L’ONU dénonce 63 « détentions arbitraires » le mois dernier au Nicaragua

MEXICO CITY (AP) — Au moins de manière « arbitraire » au Nicaragua au cours du mois de mai par le gouvernement de Daniel Ortega -et sur eux 55 en une seule nuit-, a dénoncé vendredi le Haut-Commissariat des Nations unies aux droits de l’homme, qui a appelé les autorités à  » arrêtez la répression » contre la dissidence.

Marta Hurtado, porte-parole de l’organisation, a déclaré que le gouvernement nicaraguayen utilise le système judiciaire pour persécuter et « faire taire ses détracteurs » en les accusant de crimes présumés de « complot en vue de porter atteinte à l’intégrité nationale » et de « diffusion de fausses nouvelles ».
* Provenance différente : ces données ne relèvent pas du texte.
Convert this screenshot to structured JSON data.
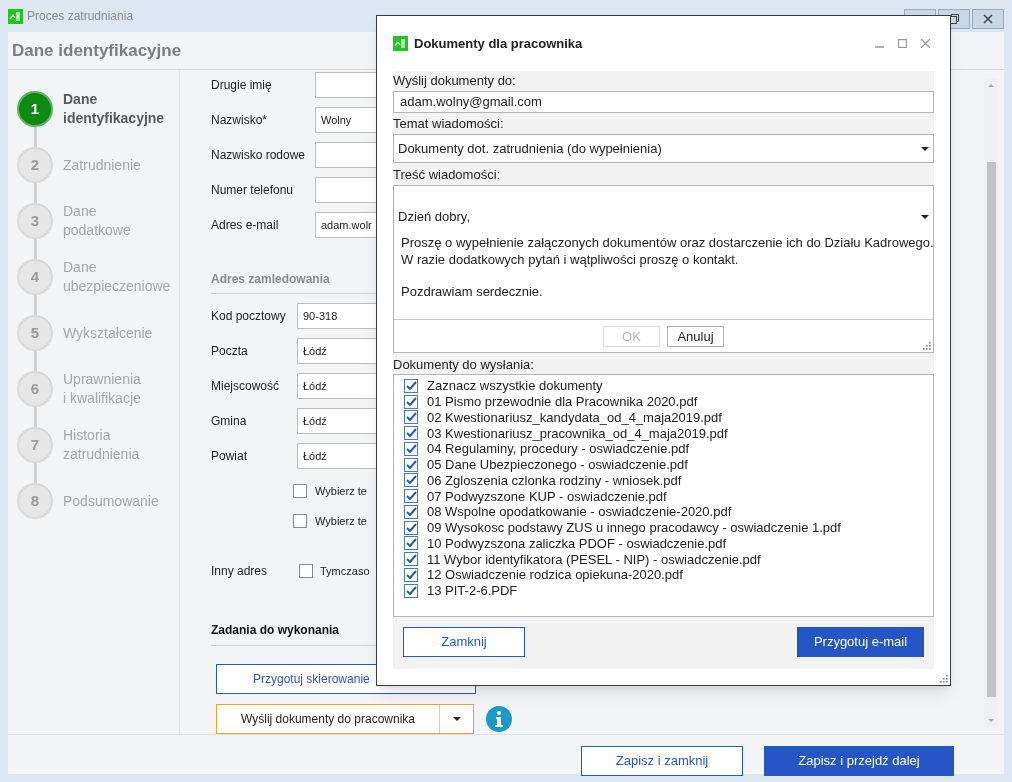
{
  "window": {
    "title": "Proces zatrudniania"
  },
  "header": "Dane identyfikacyjne",
  "steps": [
    {
      "number": "1",
      "lines": [
        "Dane",
        "identyfikacyjne"
      ],
      "selected": true
    },
    {
      "number": "2",
      "lines": [
        "Zatrudnienie"
      ],
      "selected": false
    },
    {
      "number": "3",
      "lines": [
        "Dane",
        "podatkowe"
      ],
      "selected": false
    },
    {
      "number": "4",
      "lines": [
        "Dane",
        "ubezpieczeniowe"
      ],
      "selected": false
    },
    {
      "number": "5",
      "lines": [
        "Wykształcenie"
      ],
      "selected": false
    },
    {
      "number": "6",
      "lines": [
        "Uprawnienia",
        "i kwalifikacje"
      ],
      "selected": false
    },
    {
      "number": "7",
      "lines": [
        "Historia",
        "zatrudnienia"
      ],
      "selected": false
    },
    {
      "number": "8",
      "lines": [
        "Podsumowanie"
      ],
      "selected": false
    }
  ],
  "personal_fields": [
    {
      "label": "Drugie imię"
    },
    {
      "label": "Nazwisko*",
      "value": "Wolny"
    },
    {
      "label": "Nazwisko rodowe"
    },
    {
      "label": "Numer telefonu"
    },
    {
      "label": "Adres e-mail",
      "value": "adam.wolr"
    }
  ],
  "address": {
    "title": "Adres zamledowania",
    "fields": [
      {
        "label": "Kod pocztowy",
        "value": "90-318"
      },
      {
        "label": "Poczta",
        "value": "Łódź"
      },
      {
        "label": "Miejscowość",
        "value": "Łódź"
      },
      {
        "label": "Gmina",
        "value": "Łódź"
      },
      {
        "label": "Powiat",
        "value": "Łódź"
      }
    ],
    "options": [
      {
        "label": "Wybierz te",
        "checked": false
      },
      {
        "label": "Wybierz te",
        "checked": false
      }
    ]
  },
  "other_address": {
    "label": "Inny adres",
    "option": {
      "label": "Tymczaso",
      "checked": false
    }
  },
  "tasks": {
    "title": "Zadania do wykonania",
    "prepare_button": "Przygotuj skierowanie",
    "send_button": "Wyślij dokumenty do pracownika"
  },
  "footer_buttons": [
    {
      "label": "Zapisz i zamknij",
      "kind": "outline"
    },
    {
      "label": "Zapisz i przejdź dalej",
      "kind": "primary"
    }
  ],
  "dialog": {
    "title": "Dokumenty dla pracownika",
    "recipient": {
      "label": "Wyślij dokumenty do:",
      "value": "adam.wolny@gmail.com"
    },
    "subject": {
      "label": "Temat wiadomości:",
      "value": "Dokumenty dot. zatrudnienia (do wypełnienia)"
    },
    "body": {
      "label": "Treść wiadomości:",
      "greeting": "Dzień dobry,",
      "paragraphs": [
        [
          "Proszę o wypełnienie załączonych dokumentów oraz dostarczenie ich do Działu Kadrowego.",
          "W razie dodatkowych pytań i wątpliwości proszę o kontakt."
        ],
        [
          "Pozdrawiam serdecznie."
        ]
      ],
      "ok": {
        "label": "OK",
        "disabled": true
      },
      "cancel": {
        "label": "Anuluj",
        "disabled": false
      }
    },
    "documents_label": "Dokumenty do wysłania:",
    "documents": [
      {
        "label": "Zaznacz wszystkie dokumenty",
        "checked": true
      },
      {
        "label": "01 Pismo przewodnie dla Pracownika 2020.pdf",
        "checked": true
      },
      {
        "label": "02 Kwestionariusz_kandydata_od_4_maja2019.pdf",
        "checked": true
      },
      {
        "label": "03 Kwestionariusz_pracownika_od_4_maja2019.pdf",
        "checked": true
      },
      {
        "label": "04 Regulaminy, procedury - oswiadczenie.pdf",
        "checked": true
      },
      {
        "label": "05 Dane Ubezpieczonego - oswiadczenie.pdf",
        "checked": true
      },
      {
        "label": "06 Zgloszenia czlonka rodziny - wniosek.pdf",
        "checked": true
      },
      {
        "label": "07 Podwyzszone KUP - oswiadczenie.pdf",
        "checked": true
      },
      {
        "label": "08 Wspolne opodatkowanie - oswiadczenie-2020.pdf",
        "checked": true
      },
      {
        "label": "09 Wysokosc podstawy ZUS u innego pracodawcy - oswiadczenie 1.pdf",
        "checked": true
      },
      {
        "label": "10 Podwyzszona zaliczka PDOF - oswiadczenie.pdf",
        "checked": true
      },
      {
        "label": "11 Wybor identyfikatora (PESEL - NIP) - oswiadczenie.pdf",
        "checked": true
      },
      {
        "label": "12 Oswiadczenie rodzica opiekuna-2020.pdf",
        "checked": true
      },
      {
        "label": "13 PIT-2-6.PDF",
        "checked": true
      }
    ],
    "close_button": "Zamknij",
    "prepare_button": "Przygotuj e-mail"
  }
}
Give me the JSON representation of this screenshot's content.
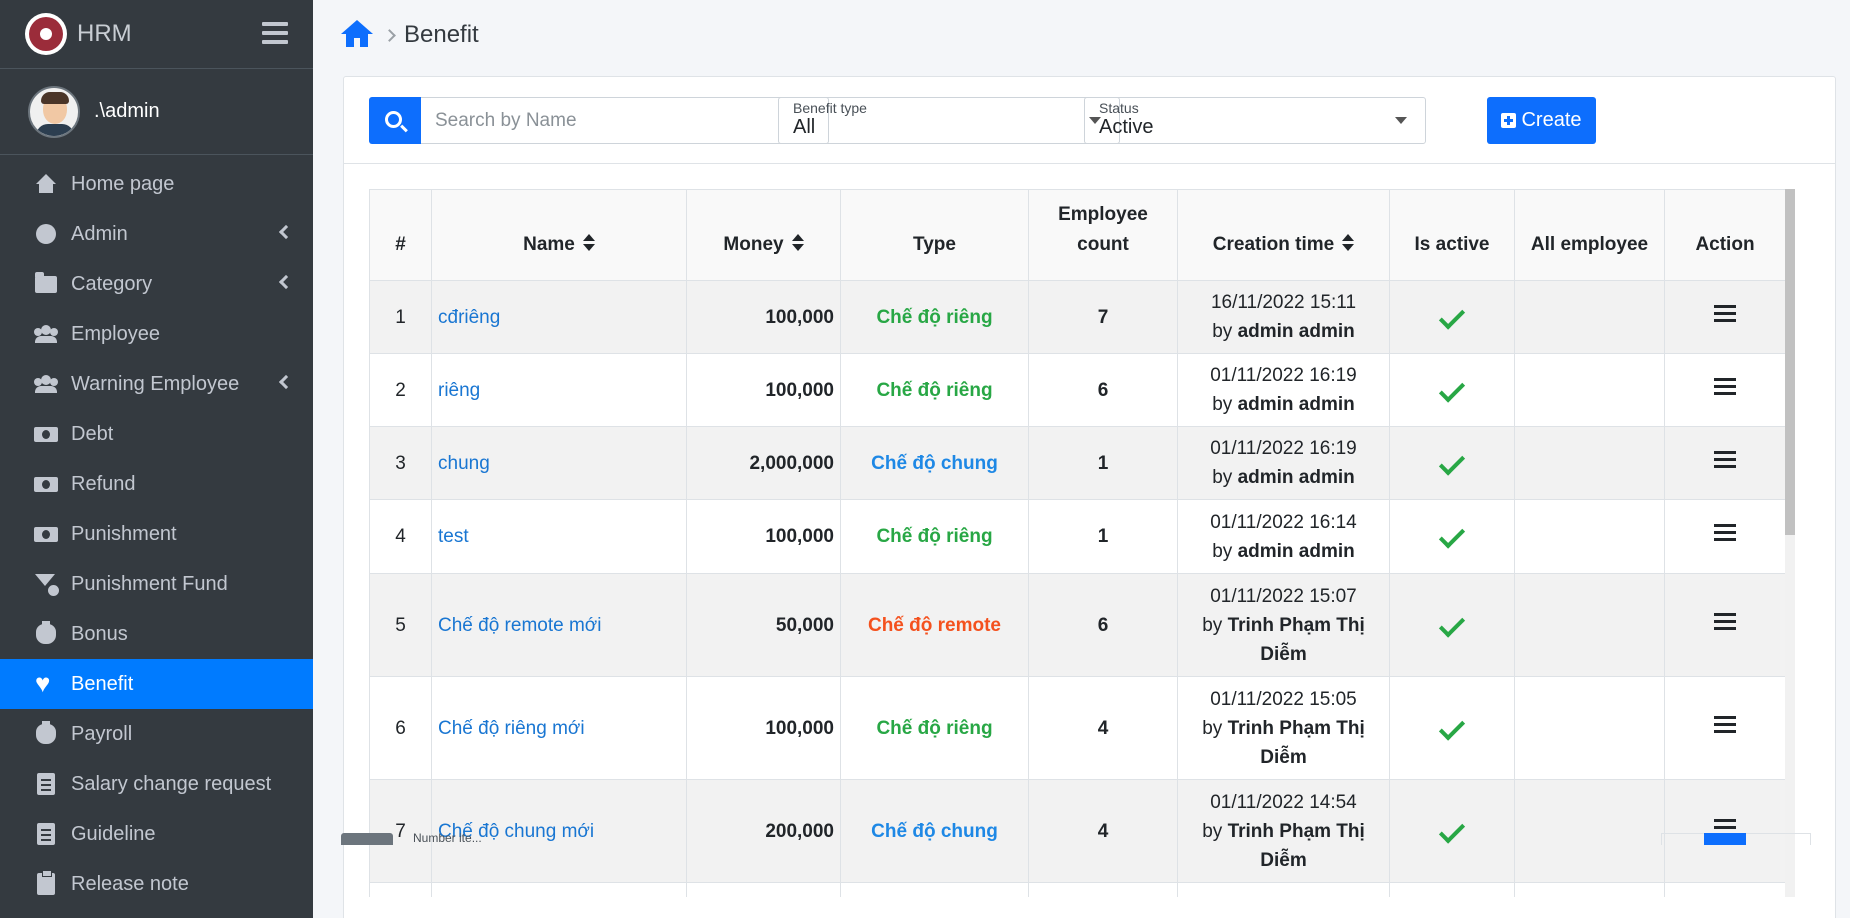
{
  "app": {
    "name": "HRM",
    "user": ".\\admin"
  },
  "sidebar": {
    "items": [
      {
        "label": "Home page",
        "icon": "home-icon"
      },
      {
        "label": "Admin",
        "icon": "circle-icon"
      },
      {
        "label": "Category",
        "icon": "folder-icon"
      },
      {
        "label": "Employee",
        "icon": "users-icon"
      },
      {
        "label": "Warning Employee",
        "icon": "users-icon"
      },
      {
        "label": "Debt",
        "icon": "money-bill-icon"
      },
      {
        "label": "Refund",
        "icon": "money-bill-icon"
      },
      {
        "label": "Punishment",
        "icon": "money-check-icon"
      },
      {
        "label": "Punishment Fund",
        "icon": "funnel-dollar-icon"
      },
      {
        "label": "Bonus",
        "icon": "money-bag-icon"
      },
      {
        "label": "Benefit",
        "icon": "hand-holding-heart-icon"
      },
      {
        "label": "Payroll",
        "icon": "money-bag-icon"
      },
      {
        "label": "Salary change request",
        "icon": "file-invoice-dollar-icon"
      },
      {
        "label": "Guideline",
        "icon": "book-icon"
      },
      {
        "label": "Release note",
        "icon": "clipboard-icon"
      }
    ],
    "active": "Benefit"
  },
  "breadcrumb": {
    "title": "Benefit"
  },
  "toolbar": {
    "search_placeholder": "Search by Name",
    "benefit_type": {
      "label": "Benefit type",
      "value": "All"
    },
    "status": {
      "label": "Status",
      "value": "Active"
    },
    "create_label": "Create"
  },
  "table": {
    "headers": {
      "index": "#",
      "name": "Name",
      "money": "Money",
      "type": "Type",
      "employee_count_1": "Employee",
      "employee_count_2": "count",
      "creation_time": "Creation time",
      "is_active": "Is active",
      "all_employee": "All employee",
      "action": "Action"
    },
    "by_prefix": "by",
    "rows": [
      {
        "index": "1",
        "name": "cđriêng",
        "money": "100,000",
        "type": "Chế độ riêng",
        "count": "7",
        "date": "16/11/2022 15:11",
        "by": "admin admin"
      },
      {
        "index": "2",
        "name": "riêng",
        "money": "100,000",
        "type": "Chế độ riêng",
        "count": "6",
        "date": "01/11/2022 16:19",
        "by": "admin admin"
      },
      {
        "index": "3",
        "name": "chung",
        "money": "2,000,000",
        "type": "Chế độ chung",
        "count": "1",
        "date": "01/11/2022 16:19",
        "by": "admin admin"
      },
      {
        "index": "4",
        "name": "test",
        "money": "100,000",
        "type": "Chế độ riêng",
        "count": "1",
        "date": "01/11/2022 16:14",
        "by": "admin admin"
      },
      {
        "index": "5",
        "name": "Chế độ remote mới",
        "money": "50,000",
        "type": "Chế độ remote",
        "count": "6",
        "date": "01/11/2022 15:07",
        "by": "Trinh Phạm Thị Diễm"
      },
      {
        "index": "6",
        "name": "Chế độ riêng mới",
        "money": "100,000",
        "type": "Chế độ riêng",
        "count": "4",
        "date": "01/11/2022 15:05",
        "by": "Trinh Phạm Thị Diễm"
      },
      {
        "index": "7",
        "name": "Chế độ chung mới",
        "money": "200,000",
        "type": "Chế độ chung",
        "count": "4",
        "date": "01/11/2022 14:54",
        "by": "Trinh Phạm Thị Diễm"
      }
    ]
  },
  "footer": {
    "page_size_label": "Number ite..."
  },
  "colors": {
    "primary": "#0d6efd",
    "sidebar": "#343a40",
    "green": "#28a745",
    "blue": "#1e88e5",
    "red": "#f4511e"
  }
}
Hurtado a souligné qu’en une seule nuit, celle du 3 mai, 55 personnes ont été arrêtées dans différentes parties du Nicaragua et accusées de ces crimes. Parmi eux se trouvaient « des défenseurs des droits de l’homme, des opposants politiques, des journalistes, des travailleurs ruraux et des personnes liées à l’Église catholique », a-t-il déclaré.

« Lors de leurs audiences de garde à vue, aucun des 55 prévenus n’avait d’avocat de son choix et à la place ils étaient représentés par un avocat commis d’office qui leur a été imposé », a dénoncé l’informateur.

La porte-parole a également mis en cause la disqualification, également en mai, de 26 avocats nicaraguayens dont les titres ont été suspendus par le gouvernement pour les avoir considérés comme critiques. Il a également critiqué les mesures prises contre les personnes liées à l’Église catholique.

À cet égard, il a fait référence à l’évêque détenu de Matagalpa (nord), Mgr Rolando Álvarez, qui est détenu dans une prison de Managua où « il n’a pas de lumière naturelle et n’est pas autorisé à sortir, des conditions qui violent les normes internationales des droits de l’homme ”.

Hurtado dijo que Ortega acusa a la Iglesia católica de apoyar “lo que denomina el terrorismo y la desestabilización” y aseguró que en los últimos días se congelaron las cuentas bancarias de al menos tres de las nueve diócesis, a las que se investiga por presunto lavado d’argent.

La porte-parole du Haut-Commissaire a exhorté le gouvernement Ortega à mettre un terme à la et libérer les opposants emprisonnés. Selon des sources de l’opposition, il y a maintenant 47 détenus dans le pays considérés comme des prisonniers politiques.

Il a rappelé que le gouvernement a également plus de 3 200 organisations à but non lucratif depuis juin 2022 et que les médias indépendants « ont également été contraints de fermer ».

« Nous appelons les autorités à mettre fin à la répression de la dissidence, à libérer immédiatement toutes les personnes détenues arbitrairement et à rétablir le statut juridique de toutes les organisations et médias qui ont été arbitrairement fermés depuis 2018 », a-t-il déclaré.

Hurtado a demandé au gouvernement de Managua d’accepter la voie du dialogue pour résoudre « la crise actuelle » et a déclaré que le Haut-Commissariat des Nations Unies « est prêt et disponible pour aider le Nicaragua à promouvoir les droits de l’homme » dans le pays.

« Donner accès à notre personnel serait une étape importante vers une meilleure coopération avec le système des Nations Unies », a-t-il ajouté.

Pendant ce temps à Managua, le Parlement dominé par le parti au pouvoir a approuvé vendredi la création de la « Croix blanche », une entité qui remplacera la Croix-Rouge nicaraguayenne, fermée par le gouvernement le 10 mai.

Selon la nouvelle loi sandiniste, la « Croix Blanche » sera rattachée au Ministère de la Santé et fonctionnera avec « des ressources financières, des biens personnels et immobiliers, enregistrés ou non, qui appartenaient à l’ancienne Croix-Rouge nicaraguayenne » et qui ont été confisqués après sa fermeture, ainsi qu’avec des ressources et des dons de l’État.

Le Nicaragua connaît une grave crise pendant plus de cinq ans, lorsqu’une rébellion civique qui a éclaté en avril 2018 a été violemment réprimée par la police et les forces paramilitaires, faisant 355 morts civils, plus de 2 000 blessés et au moins 100 000 exilés, selon les organisations humanitaires.